Anthony Robbins kişisel gelişimin babası olarak gördüğüm adamdır. İlk okuduğum kitap içinizdeki Devi Uyandırın‘dı. Sonra Personal Power CD lerini indirdim internetten. Amcanın dediği, hayatta yaptığın veya yapmadığın herşey “Acı” ve “Zevk”e bağlı. Yapıp da aslında yapmak istemediğin veya yapmadığın ama yapman gerektiğini düşündüğün şeyleri ya acıdan kaçınmak, veya zevk almak için yapıyorsun (veya yapmıyorsun). Bunu değiştirmek için de kafanda bu şey neyse, onunla ilintilendirdigin acı/zevk programını tamamen değiştirmen gerek. Bunu çok kolay başarabilirsin. Hem de kendin, tek başına. Ama önce bunu gerçekten istemen lazım. Kendini buna istediğine ikna etmen lazım. Bunun için kendine doğru sorular sorman lazım. Bu sorduğu sorulardan en güzeli, kendini 5 sene sonra nerede nasıl görmek istiyorsun hayal et, 10 sene sonra nerede nasıl görmek istiyorsun hayal et. 30 günlük bir program ama bulursanız, dinlemenizi tavsiye ederim. Dediğim gibi egzersizleri ile tüm kişisel gelişim ve istediklerini başarma konusunda kendini motive etme yöntemlerinin özü bu programda var.

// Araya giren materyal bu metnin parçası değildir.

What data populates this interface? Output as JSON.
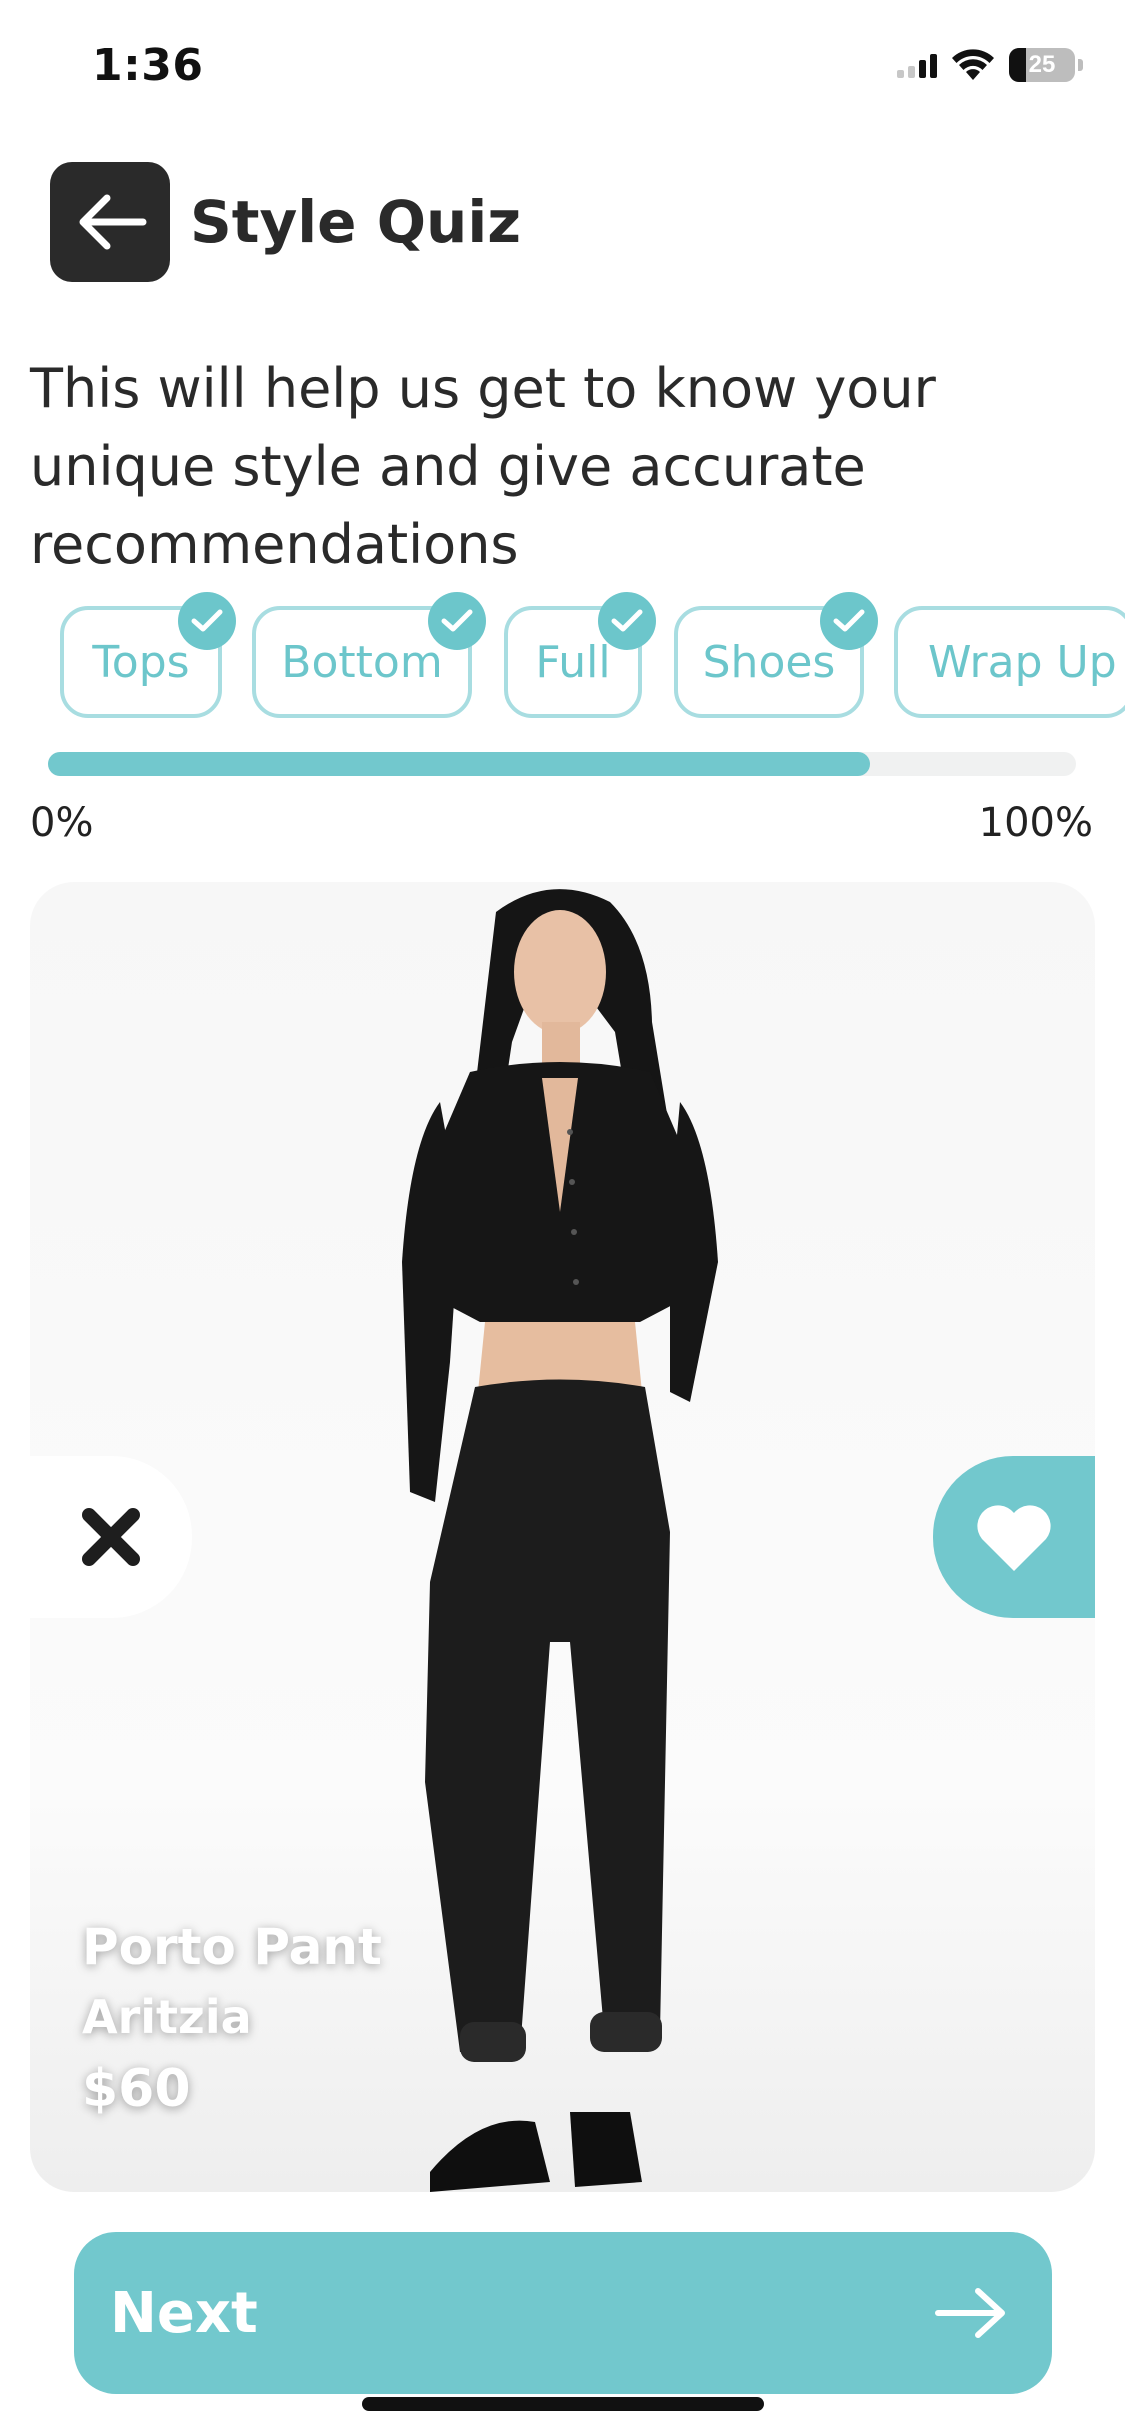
{
  "status_bar": {
    "time": "1:36",
    "battery_percent": "25",
    "icons": [
      "cellular-signal-icon",
      "wifi-icon",
      "battery-icon"
    ]
  },
  "header": {
    "back_icon": "arrow-left-icon",
    "title": "Style Quiz"
  },
  "intro": {
    "text": "This will help us get to know your unique style and give accurate recommendations"
  },
  "categories": [
    {
      "label": "Tops",
      "completed": true
    },
    {
      "label": "Bottom",
      "completed": true
    },
    {
      "label": "Full",
      "completed": true
    },
    {
      "label": "Shoes",
      "completed": true
    },
    {
      "label": "Wrap Up",
      "completed": false
    }
  ],
  "progress": {
    "value_fraction": 0.8,
    "min_label": "0%",
    "max_label": "100%"
  },
  "product": {
    "name": "Porto Pant",
    "brand": "Aritzia",
    "price": "$60",
    "dislike_icon": "close-icon",
    "like_icon": "heart-icon"
  },
  "footer": {
    "next_label": "Next",
    "next_icon": "arrow-right-icon"
  },
  "colors": {
    "accent": "#72c8cd",
    "chip_border": "#a8dde1",
    "chip_text": "#6cc6cb",
    "dark": "#2a2a2a"
  }
}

Passion Test – Janet Atwood

Hayatınızda yapmak istediğiniz, olmak istediğiniz, gerçekleştirmek istediğiniz şeyler var ama siz bunların yerine başka bin turlu fani şeylerle ugraşıyorsanız, kendinizi doğru yola koymak için Passion Test kitabını okuyup, metodunu uygulamaya koymanızı tavsiye ederim. Benim gibi, ADD ve gereğinden fazla şey yapmaktan hoşlanan insanlara, gerçekten tutkuyla yapmak istediği şeyi buldurma konusunda çok başarılı olduğunu söyleyemeyeceğim. Ya da ben birşeyleri doğru yapmadım. Seçemiyorum kardeşim, herşeyi yapmak istiyorum. Ama olmuyor işte. Vakit yok. O yüzden hiçbirşey adam gibi olmuyor, yarım yamalak. Geyiği biraz fazla ama test kısmı, mantıklı ve güzel.

Evrenden Torpilim Var – Aykut Oğut

Aykut Oğut’a, en kolay ve en zevkli okunan kişisel gelişim kitabı dalında ödül verilmesi lazım. Bunu dalga geçmek için yazmıyorum. Cidden öyle düşünüyorum. Ama ETV kitabı kişisel gelişim alanında çığır mı açıyor derseniz, ı-ıııııh! derim. Kitap bana göre Çekim Yasası ile Anthony Robbins’in Personal Power’inin ortaya karışığı. Kitabın özünde her sabah yapmanız gereken egzersizler var. Geri kalanı Aykut Oğut’un otobiyografisi ile karışık çekim yasası kuralları. Egzersizleri yaparsanız ne ala. Bence şükretme, yaratım panosu, odak değiştirme gibi egzersizler, ki bunları tavsiye etmeyen kişisel gelişim kitabını artık basmıyorlar, her zaman işe yarar. Yeni kitabı çıkmış ve oldukca tuzlu. Okuyan varsa, yorumlarını bekliyorum.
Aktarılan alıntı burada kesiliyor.